I immerse myself in the stories of bodies and descriptions. The author does not refer in her writing to the exposition ‘Bodies’ but it was my choice to make that connexion, because she detailed it in some of her stories, as if she found it along in different parts of the world, in different times of her life. As a physiologist, she examines, profoundly, the cut of the muscles, the places in which the internal and external organs are found, and the beginning and end of that body that has been kept intact after long past its death. The fact that she could have been attracted to what I personally think is a living horror astonishes me. Maybe it was because I didn’t see it with scientific eyes, but with the eyes of a human rights lawyer. I asked myself how could somebody have willingly offered her body to this carnage -this was stated at the entrance, that people have willingly offered their bodies to science- but I kept asking myself, what was the motive to do such a thing?
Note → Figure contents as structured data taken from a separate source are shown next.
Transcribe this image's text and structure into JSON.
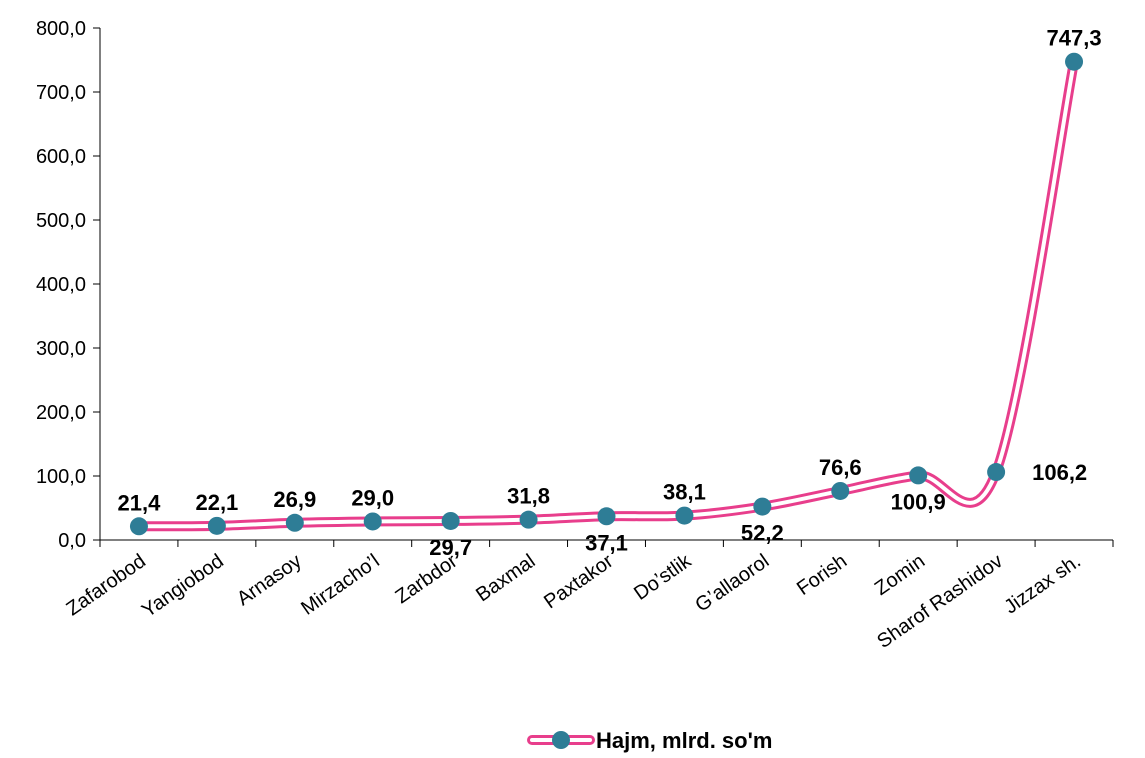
{
  "chart_data": {
    "type": "line",
    "categories": [
      "Zafarobod",
      "Yangiobod",
      "Arnasoy",
      "Mirzacho’l",
      "Zarbdor",
      "Baxmal",
      "Paxtakor",
      "Do’stlik",
      "G’allaorol",
      "Forish",
      "Zomin",
      "Sharof Rashidov",
      "Jizzax sh."
    ],
    "series": [
      {
        "name": "Hajm, mlrd. so'm",
        "values": [
          21.4,
          22.1,
          26.9,
          29.0,
          29.7,
          31.8,
          37.1,
          38.1,
          52.2,
          76.6,
          100.9,
          106.2,
          747.3
        ],
        "labels": [
          "21,4",
          "22,1",
          "26,9",
          "29,0",
          "29,7",
          "31,8",
          "37,1",
          "38,1",
          "52,2",
          "76,6",
          "100,9",
          "106,2",
          "747,3"
        ],
        "label_side": [
          "above",
          "above",
          "above",
          "above",
          "below",
          "above",
          "below",
          "above",
          "below",
          "above",
          "below",
          "right",
          "above"
        ],
        "color": "#e83e8c",
        "marker_color": "#2e7d96"
      }
    ],
    "y_ticks": [
      "0,0",
      "100,0",
      "200,0",
      "300,0",
      "400,0",
      "500,0",
      "600,0",
      "700,0",
      "800,0"
    ],
    "ylim": [
      0,
      800
    ],
    "grid": false,
    "legend_position": "bottom"
  }
}
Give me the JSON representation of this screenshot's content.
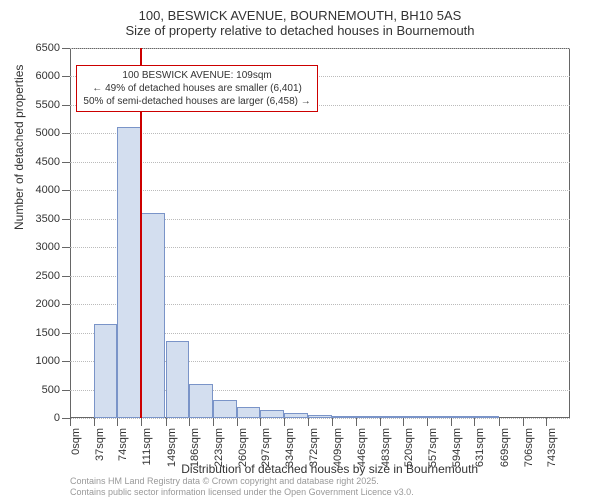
{
  "title": {
    "main": "100, BESWICK AVENUE, BOURNEMOUTH, BH10 5AS",
    "sub": "Size of property relative to detached houses in Bournemouth",
    "fontsize": 13
  },
  "ylabel": "Number of detached properties",
  "xlabel": "Distribution of detached houses by size in Bournemouth",
  "label_fontsize": 12,
  "chart": {
    "type": "histogram",
    "ylim": [
      0,
      6500
    ],
    "yticks": [
      0,
      500,
      1000,
      1500,
      2000,
      2500,
      3000,
      3500,
      4000,
      4500,
      5000,
      5500,
      6000,
      6500
    ],
    "xticks": [
      0,
      37,
      74,
      111,
      149,
      186,
      223,
      260,
      297,
      334,
      372,
      409,
      446,
      483,
      520,
      557,
      594,
      631,
      669,
      706,
      743
    ],
    "xtick_unit": "sqm",
    "xmax": 780,
    "bar_color": "#d3deef",
    "bar_border_color": "#7a94c8",
    "grid_color": "#bbbbbb",
    "background_color": "#ffffff",
    "tick_fontsize": 11,
    "bars": [
      {
        "x": 37,
        "width": 37,
        "value": 1650
      },
      {
        "x": 74,
        "width": 37,
        "value": 5120
      },
      {
        "x": 111,
        "width": 38,
        "value": 3600
      },
      {
        "x": 149,
        "width": 37,
        "value": 1350
      },
      {
        "x": 186,
        "width": 37,
        "value": 600
      },
      {
        "x": 223,
        "width": 37,
        "value": 310
      },
      {
        "x": 260,
        "width": 37,
        "value": 200
      },
      {
        "x": 297,
        "width": 37,
        "value": 140
      },
      {
        "x": 334,
        "width": 38,
        "value": 90
      },
      {
        "x": 372,
        "width": 37,
        "value": 60
      },
      {
        "x": 409,
        "width": 37,
        "value": 40
      },
      {
        "x": 446,
        "width": 37,
        "value": 30
      },
      {
        "x": 483,
        "width": 37,
        "value": 20
      },
      {
        "x": 520,
        "width": 37,
        "value": 10
      },
      {
        "x": 557,
        "width": 37,
        "value": 10
      },
      {
        "x": 594,
        "width": 37,
        "value": 8
      },
      {
        "x": 631,
        "width": 38,
        "value": 5
      }
    ],
    "marker": {
      "x": 109,
      "color": "#cc0000"
    },
    "annotation": {
      "lines": [
        "100 BESWICK AVENUE: 109sqm",
        "← 49% of detached houses are smaller (6,401)",
        "50% of semi-detached houses are larger (6,458) →"
      ],
      "border_color": "#cc0000",
      "top_value": 6200,
      "left_x": 10
    }
  },
  "footer": {
    "line1": "Contains HM Land Registry data © Crown copyright and database right 2025.",
    "line2": "Contains public sector information licensed under the Open Government Licence v3.0."
  }
}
Somebody in Australia asked the same question, for when ‘Bodies’ arrived in Sydney in November 2018, several human rights activists argued that they were the bodies of executed prisoners in China.

I would not know, maybe Olga Tockarczuk either. I think she wouldn’t ask herself this question, after all, her characters are used to walk in the blurred limits between ethics, a rational behaviour and crime. This is what make this book more of anti-heroes than heroes, however very human.

This book is a mandatory reading for literature lovers.